Et il sent bien que cet acte n'est pas à l'ordre du jour. La jeune
fille se dit que si elle accueille favorablement les bras du jeune
homme, elle sera sensée dans de brefs délais passer au coït. Et,
dans le fond, elle n'en a pas envie. Alors il ne se passera rien.
Faire des câlins à un humain ami apparaît moins évident pour un
humain que caresser un chat, un chien ou un cheval qu'il ne connaît
pas.
Quelle est l'origine, la
source de cette mésentente homme-femme ? Il est dans l'homme.
Et il commence très jeune. Pour l'illustrer, prenons un cas vécu.
Un jeune homme, vers l'âge de douze-treize ans découvre la
masturbation masculine adulte, c'est à dire comprenant
l'éjaculation. Il se retrouve la pratiquant au moins une fois par
jour. Et remarque que certains jours qu'ils passent particulièrement
agréablement avec des amis à bavarder, rire, rien de
particulièrement « sexuel », il oublie carrément et
tout simplement son activité quotidienne. Il ressort deux faits
intéressants de cette expérience. D'une part cette activité ne
compense pas une relation sexuelle partagée. Aucun animal n'éprouve
le besoin de s’accoupler ainsi trois cent soixante cinq fois par an.

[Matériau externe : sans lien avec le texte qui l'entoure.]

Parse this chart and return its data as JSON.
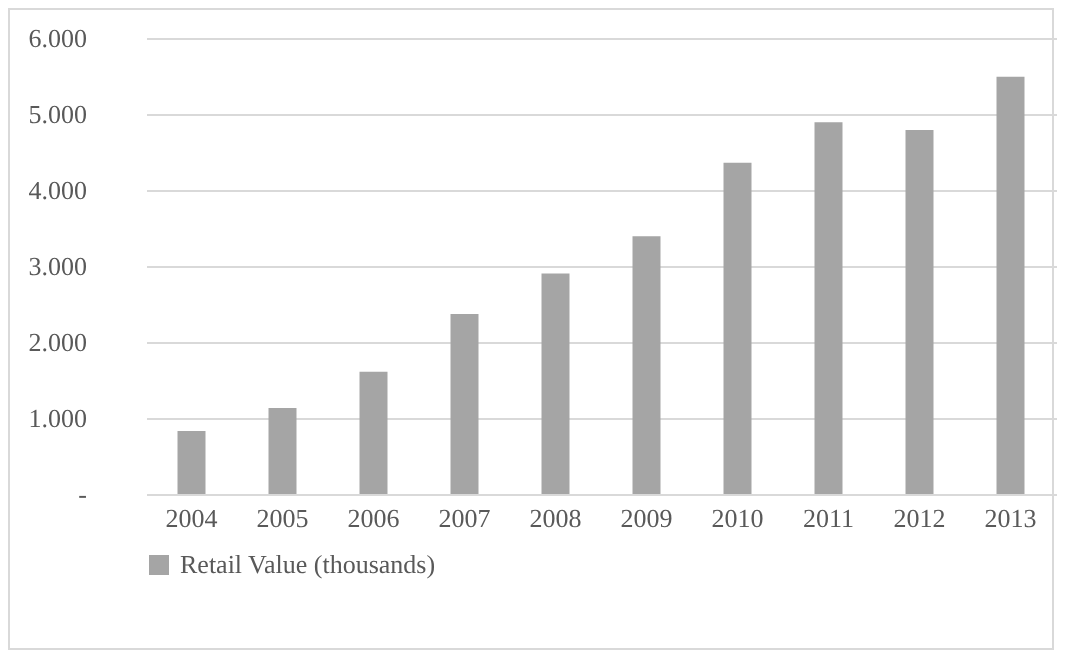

D'autre part, l'oubli de cette activité à l'occasion de journées
affectivement bien remplies indique une piste.
La masturbation masculine
adulte, la plupart du temps, ne compense pas un manque « sexuel »,
mais un manque affectif. Et quel manque ? Le manque tactile,
produit du sevrage tactile subi vers l'âge de trois-quatre ans.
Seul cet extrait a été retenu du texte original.